The Shadow of the Olive Tree

being the maunderings of an Englishman on the Côte d'Azur

26 January 2009 Blog Home : January 2009 : Permalink

Some Great Depression Thoughts

I'm becoming more and more convinced that the Euro's current strength is unsustainable in the long or even medium term. It is, it seems to me, caused by sentiments like "it isn't as bad/unpredictable in Euroland" rather than any inate strength. When its strength causes sufficient pain that it can't be hidden it is likely to crack catastrophically as the weaker countries (Greece, Spain, Portugal, Ireland) are forced to take emergency steps to survive including a massive currency devaluation and probably some kind of effective default on their Euro denominated government debt.

Yesterday someone who I would not normally consider a financial genius, or even particularly financially knowledgeable said something along the lines of the following (I paraphrase):

"When the Japanese bubble burst they had 0% interest rates for 15 years before they got a recovery. Why should we assume that the same strategy is going to work any differently in the rest of the world this time around?"

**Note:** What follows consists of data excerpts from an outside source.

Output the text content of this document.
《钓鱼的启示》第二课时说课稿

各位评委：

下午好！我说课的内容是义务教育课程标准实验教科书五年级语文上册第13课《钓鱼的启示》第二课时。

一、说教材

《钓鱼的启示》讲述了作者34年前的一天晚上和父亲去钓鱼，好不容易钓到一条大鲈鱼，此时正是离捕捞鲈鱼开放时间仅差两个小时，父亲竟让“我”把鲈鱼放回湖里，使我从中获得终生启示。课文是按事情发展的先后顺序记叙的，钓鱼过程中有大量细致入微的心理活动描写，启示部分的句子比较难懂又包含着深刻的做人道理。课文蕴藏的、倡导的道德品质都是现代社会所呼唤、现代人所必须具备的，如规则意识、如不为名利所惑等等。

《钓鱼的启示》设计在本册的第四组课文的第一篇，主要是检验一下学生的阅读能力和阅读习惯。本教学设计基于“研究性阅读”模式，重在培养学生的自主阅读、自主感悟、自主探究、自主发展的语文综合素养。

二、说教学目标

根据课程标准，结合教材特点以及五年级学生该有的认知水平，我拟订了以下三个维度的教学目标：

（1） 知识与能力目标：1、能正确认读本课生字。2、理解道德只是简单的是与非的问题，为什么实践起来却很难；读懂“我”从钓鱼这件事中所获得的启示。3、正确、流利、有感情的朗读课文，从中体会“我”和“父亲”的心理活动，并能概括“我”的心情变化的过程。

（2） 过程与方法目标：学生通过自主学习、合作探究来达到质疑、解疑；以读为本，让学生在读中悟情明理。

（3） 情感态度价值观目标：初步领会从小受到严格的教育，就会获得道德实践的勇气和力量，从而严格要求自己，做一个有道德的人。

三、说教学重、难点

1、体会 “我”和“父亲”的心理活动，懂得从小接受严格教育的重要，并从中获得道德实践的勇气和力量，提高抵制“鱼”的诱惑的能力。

I could add that the Japanese government also spent zillions on concrete (literally) public works and made all sorts of other attempts to get the economy back on track without much success. The bailouts proposed in Washington, London, Brussels etc. don't sound notably different except that the politically connected class that get the money are not, for the most part, construction companies.

So that's the bad news. And it could well get worse. Demand for things like steel has fallen off a cliff. Shipping rates are practically zero. The frivolous debt-driven excess consumerism has halted and that is not a good thing for the global economy unless we can find a way to replace that demand with something else.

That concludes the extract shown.